I never intended to say that people shouldnt learn any other language than their mother tongue. Studying other cultures is necessary these days. But refusing to learn the local language and demanding that everybody else should accomodate them, is a colonial attitude and not an Indian one. As such, it is very ugly to see Hindi speakers display such attitudes when they go into a non-Hindi speaking region.

One should also realise that throughout history, no two languages have coexisted peacefully without one trying to dominate the other. In such a scenario, the language which has official sanction tends to wipe out the local one, as is the case of Britain and France which transitioned from multicultural to monocultural nations over the past 200 yrs. They werent born monocultural but became one, after the govt. decided that one language (the language of the majority) will be spoken by all. I do not want India to become like these countries. Also, as the example of Pakistan and Soviet Union have shown, getting everybody to speak a language for the benefit of the politically powerful, doesnt unify them in anyway but breaks up the country.

Secondly, you are confusing "official language" (meant for bureaucrats) with "national language" (meant for citizens). Something most Indians (esp. Northeners) are prone to do given the prevalance of the "Hindi Rashtra" myth.

I never read the source for that wikipedia quote, so I dont know if the source actually says so, but this is my source.

The Indian Constitution: Cornerstone of A Nation

The author Granville Austin, was physically present during the Constitutional debates and was awarded a Padma Sri for his two books on the Indian Constitution. His work has also been quoted in Supreme Court judgements on Constitutional matters, in determination of our Founders intent.

The language question generated the longest debate and is the largest chapter in his book.

Quoting directly

>The Hindi-wallahs were ready to risk splitting the Assembly and the country in their unreasoning pursuit of uniformity. They thus denied the Assembly's belief in the concept of accommodation and in decision-making by consensus. The Assembly members preferred to take decision by consensus or by as near to unanimity as possible. Not only was this method deeply embedded in the Indian tradition, it was manifestly the most practical way to frame the Constitution. A system of governance would not work effectively, Assembly members knew, if large segments of the population were opposed to it. Every attempt had to be made, therefore, to achieve the broadest possible agreement. The Hindi-wallahs, however, announced that they would impose Hindi on the country if they had a one-vote majority. To prevent this, the moderates went to great lengths to find a compromise. They ultimately acquiesced in the language provisions, although they were not happy with them, in the hope that they would provide a framework within which an amicable settlement would be reached. The moderates' fears that the extremists had not accepted the provisions in the spirit of consensus have, unfortunately, been borne out. Since 1950 the extremists have continued to scorn the spirit and have pursued their original aims on the basis of the letter of the Constitution, ignoring the intention of the compromise, which was to resolve the language issue without unduly harming the interests of any linguistic group.

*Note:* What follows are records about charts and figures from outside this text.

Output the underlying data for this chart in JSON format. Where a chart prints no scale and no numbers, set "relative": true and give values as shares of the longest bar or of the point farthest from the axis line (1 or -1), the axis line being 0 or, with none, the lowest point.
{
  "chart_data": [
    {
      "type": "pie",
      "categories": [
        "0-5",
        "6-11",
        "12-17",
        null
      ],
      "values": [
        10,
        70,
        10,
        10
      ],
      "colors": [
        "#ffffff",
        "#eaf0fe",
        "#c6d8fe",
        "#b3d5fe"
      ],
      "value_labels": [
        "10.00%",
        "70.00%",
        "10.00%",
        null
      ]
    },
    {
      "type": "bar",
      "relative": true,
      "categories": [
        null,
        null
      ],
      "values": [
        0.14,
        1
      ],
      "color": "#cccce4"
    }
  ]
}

Hindi speakers didnt give two hoots abt Indian unity and merely wanted to create their own "linguistic Rashtra", unlike every other cultural group who wanted a multicultural India where all languages are treated equally, without preference being shown to any language. But to keep the Hindi heartland within India, a compromise was made (as noted in your source) and Hindi was given official language status as a sop, alongside English.

There never was any requirement for Indians to learn Hindi because it is our "national language" or "official language" or "lingua franca" or whatever nonsense.